California Assembly Condemns Poland’s Holocaust Law

Tuesday, May 29, 2018

(Sacramento, CA) – Responding to a disturbing spike in hate rhetoric and anti-Semitism, the State Assembly voted overwhelmingly with unanimous bipartisan support to demonstrate its commitment to Holocaust education Tuesday and called on Congress to urge Poland to abandon a gag rule that seems to encourage revisionist history.

More than 60 Assembly members joined Assemblymember Marc Levine, D-Marin County, as co-authors to Assembly Joint Resolution 35. The resolution establishes formal opposition to a recently adopted Polish law that threatens a three-year prison sentence to those who suggest Polish complicity in Nazi crimes against humanity during World War II.

Auschwitz, perhaps the most notorious and widely known of the death camps, was in Poland. A recent survey of young Americans found that most 2 out of 3 had never heard of it.
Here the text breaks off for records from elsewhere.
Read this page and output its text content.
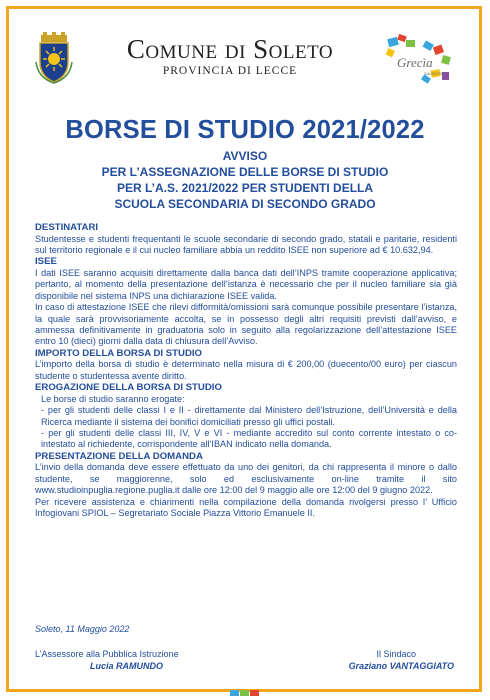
Comune di Soleto
PROVINCIA DI LECCE
Grecìa
SALENTINA
BORSE DI STUDIO 2021/2022
AVVISO
PER L’ASSEGNAZIONE DELLE BORSE DI STUDIO
PER L’A.S. 2021/2022 PER STUDENTI DELLA
SCUOLA SECONDARIA DI SECONDO GRADO
DESTINATARI

Studentesse e studenti frequentanti le scuole secondarie di secondo grado, statali e paritarie, residenti sul territorio regionale e il cui nucleo familiare abbia un reddito ISEE non superiore ad € 10.632,94.

ISEE

I dati ISEE saranno acquisiti direttamente dalla banca dati dell’INPS tramite cooperazione applicativa; pertanto, al momento della presentazione dell’istanza è necessario che per il nucleo familiare sia già disponibile nel sistema INPS una dichiarazione ISEE valida.

In caso di attestazione ISEE che rilevi difformità/omissioni sarà comunque possibile presentare l’istanza, la quale sarà provvisoriamente accolta, se in possesso degli altri requisiti previsti dall’avviso, e ammessa definitivamente in graduatoria solo in seguito alla regolarizzazione dell’attestazione ISEE entro 10 (dieci) giorni dalla data di chiusura dell’Avviso.

IMPORTO DELLA BORSA DI STUDIO

L’importo della borsa di studio è determinato nella misura di € 200,00 (duecento/00 euro) per ciascun studente o studentessa avente diritto.

EROGAZIONE DELLA BORSA DI STUDIO

Le borse di studio saranno erogate:

- per gli studenti delle classi I e II - direttamente dal Ministero dell’Istruzione, dell’Università e della Ricerca mediante il sistema dei bonifici domiciliati presso gli uffici postali.

- per gli studenti delle classi III, IV, V e VI - mediante accredito sul conto corrente intestato o co-intestato al richiedente, corrispondente all’IBAN indicato nella domanda.

PRESENTAZIONE DELLA DOMANDA

L’invio della domanda deve essere effettuato da uno dei genitori, da chi rappresenta il minore o dallo studente, se maggiorenne, solo ed esclusivamente on-line tramite il sito www.studioinpuglia.regione.puglia.it dalle ore 12:00 del 9 maggio alle ore 12:00 del 9 giugno 2022.

Per ricevere assistenza e chiarimenti nella compilazione della domanda rivolgersi presso l’ Ufficio Infogiovani SPIOL – Segretariato Sociale Piazza Vittorio Emanuele II.

Soleto, 11 Maggio 2022
L’Assessore alla Pubblica Istruzione
Lucia RAMUNDO
Il Sindaco
Graziano VANTAGGIATO
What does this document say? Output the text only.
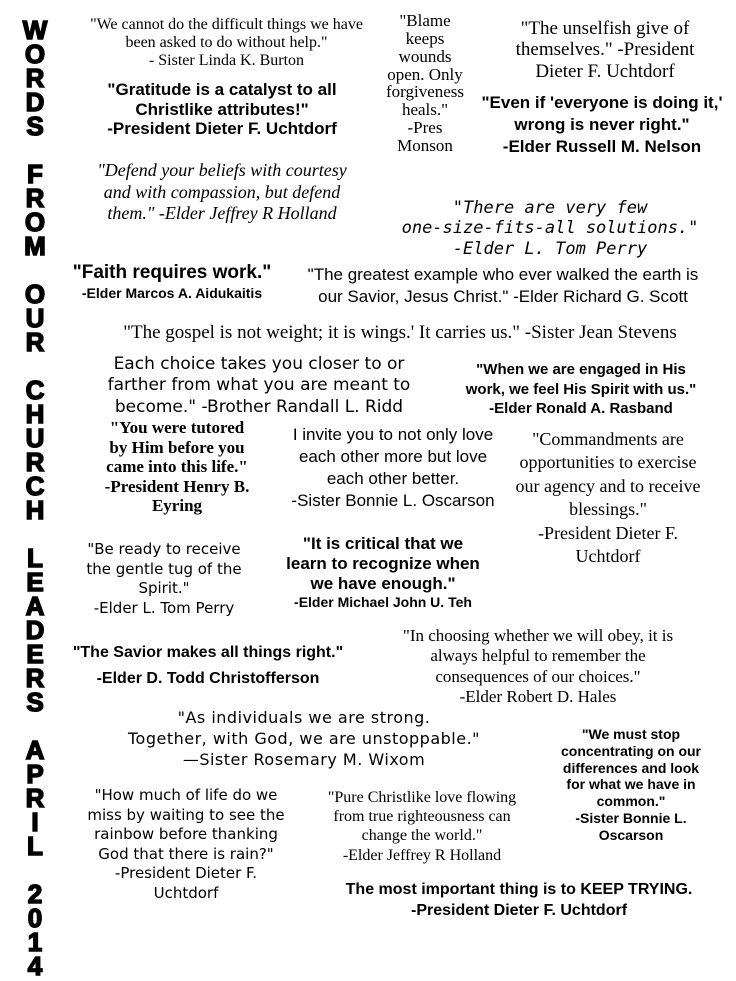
W
O
R
D
S
F
R
O
M
O
U
R
C
H
U
R
C
H
L
E
A
D
E
R
S
A
P
R
I
L
2
0
1
4
"We cannot do the difficult things we have
been asked to do without help."
- Sister Linda K. Burton
"Gratitude is a catalyst to all
Christlike attributes!"
-President Dieter F. Uchtdorf
"Blame
keeps
wounds
open. Only
forgiveness
heals."
-Pres
Monson
"The unselfish give of
themselves." -President
Dieter F. Uchtdorf
"Even if 'everyone is doing it,'
wrong is never right."
-Elder Russell M. Nelson
"Defend your beliefs with courtesy
and with compassion, but defend
them." -Elder Jeffrey R Holland	"There are very few
one-size-fits-all solutions."
-Elder L. Tom Perry
"Faith requires work."
-Elder Marcos A. Aidukaitis
"The greatest example who ever walked the earth is
our Savior, Jesus Christ." -Elder Richard G. Scott
"The gospel is not weight; it is wings.' It carries us." -Sister Jean Stevens
Each choice takes you closer to or
farther from what you are meant to
become." -Brother Randall L. Ridd
"When we are engaged in His
work, we feel His Spirit with us."
-Elder Ronald A. Rasband
"You were tutored
by Him before you
came into this life."
-President Henry B.
Eyring
I invite you to not only love
each other more but love
each other better.
-Sister Bonnie L. Oscarson
"Commandments are
opportunities to exercise
our agency and to receive
blessings."
-President Dieter F.
Uchtdorf
"Be ready to receive
the gentle tug of the
Spirit."
-Elder L. Tom Perry
"It is critical that we
learn to recognize when
we have enough."
-Elder Michael John U. Teh
"The Savior makes all things right."
-Elder D. Todd Christofferson
"In choosing whether we will obey, it is
always helpful to remember the
consequences of our choices."
-Elder Robert D. Hales
"As individuals we are strong.
Together, with God, we are unstoppable."
—Sister Rosemary M. Wixom
"We must stop
concentrating on our
differences and look
for what we have in
common."
-Sister Bonnie L.
Oscarson
"How much of life do we
miss by waiting to see the
rainbow before thanking
God that there is rain?"
-President Dieter F.
Uchtdorf
"Pure Christlike love flowing
from true righteousness can
change the world."
-Elder Jeffrey R Holland
The most important thing is to KEEP TRYING.
-President Dieter F. Uchtdorf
“There is no denying that 90% of Poland’s Jewish population and millions of other innocent Poles were murdered during the Holocaust at the hands of the Nazis. Yet, new generations of young people don’t understand this history,” said Assemblymember Marc Levine, D-Marin County. He is chair of the California Legislative Jewish Caucus and lead author on AJR 35. “Poland’s law limiting speech about the Holocaust is a gross misjudgment that dooms us to repeat the horrors of the past.”

That level of historical ignorance seems to parallel a rise in hate. Instances of anti-Semitism rose 57 percent from 2016 to 2017 in the United States, the largest single-year jump on record, according to the Anti-Defamation League.

That hate has been on vivid display in recent years, notably in Charlottesville, VA, in August of 2017, where white supremacists chanted, “Jews will not replace us.” In France, which also has experienced a wave of anti-Semitism, Parisians were horrified in March when Mireille Knoll, an 85 year-old Holocaust survivor was brutally murdered in her apartment in an apparent anti-Semitic attack.

This troubling surge has not gone unnoticed by Congress. A group of United States Senators penned a letter on May 16, 2018, urging the President to appoint a Special Envoy to Monitor and Combat Anti-Semitism at the U.S. Department of State – a position, they noted, that has remained vacant for over 15 months. After the letter, the U.S. House of Representatives Foreign Affairs Committee approved a bill with wide Jewish organizational backing that would not only require the President to nominate someone for the position within 90 days of its passage, but would also elevate the position to ambassador level. Another bill, named after Elie Wiesel, would make combating genocide a U.S. policy. Both were approved on May 17 with bipartisan support.

The resolution was adopted by the Assembly on Tuesday afternoon and will now move to the Senate.